There are a few examples of doing less of something to get more of another. “Bill Gates didn’t finish college, so why does anyone need college?” On average, it still remains true that by a large margin, most people with college degrees earn more than people without. “Amazon is hugely profitable and there’s plenty of stories about how they don’t treat warehouse people right.” No argument there, but most places can’t treat people as expendable and just because you can, doesn’t mean you should. Additionally, just because one data point exists doesn’t make all the other data obsolete.


For most companies, most organizations, employee turnover is expensive. It costs money, it costs institutional memory, and it costs cultural capital. Why would we not work as hard as possible to ensure the employees stay as long as possible while contributing in meaningful ways? Why not be loyal to the employee who is then, in turn, loyal to the company?

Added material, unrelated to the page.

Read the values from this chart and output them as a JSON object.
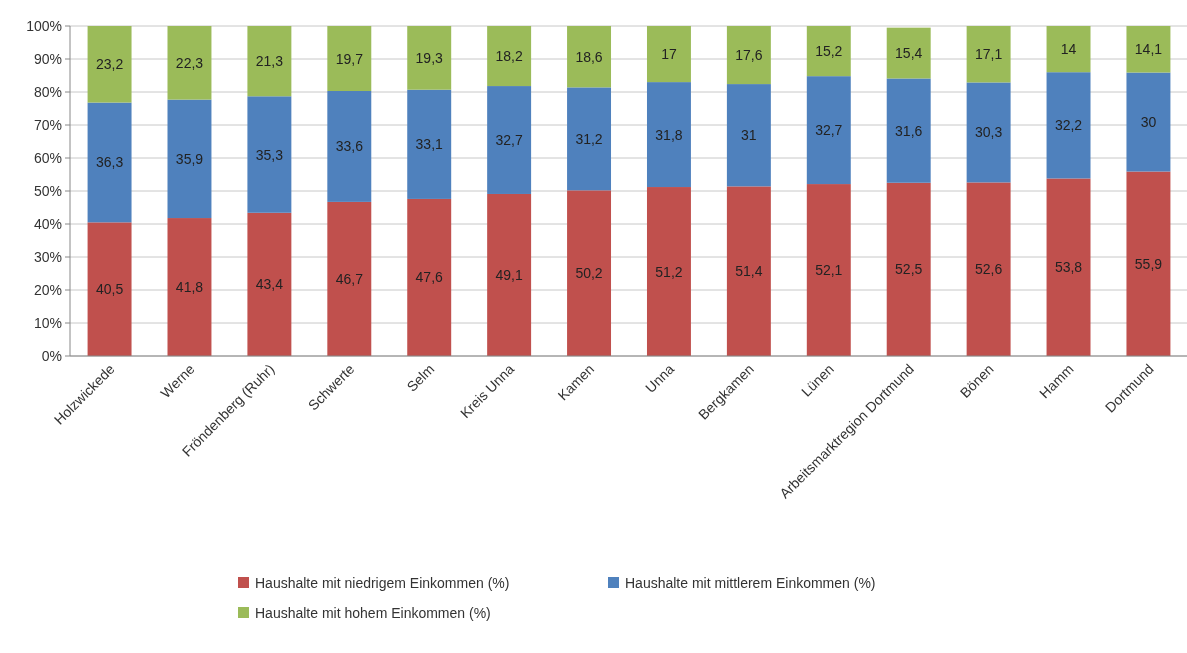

The way “loyalty” has been used should be retired. If the employer-employee relationship is no longer sustainable for some reason, it should be acceptable to make a change. Some employers declare the relationship unsustainable at the first sign of trouble. As long as this portion of the equation exists, there is no need to discuss loyalty.


For employers and employees who work at creating an engaging culture, the outcome will be longer, stronger, and more beneficial relationships. When these descriptors are accurate and meaningful, it just may be argued that what has been established is loyalty.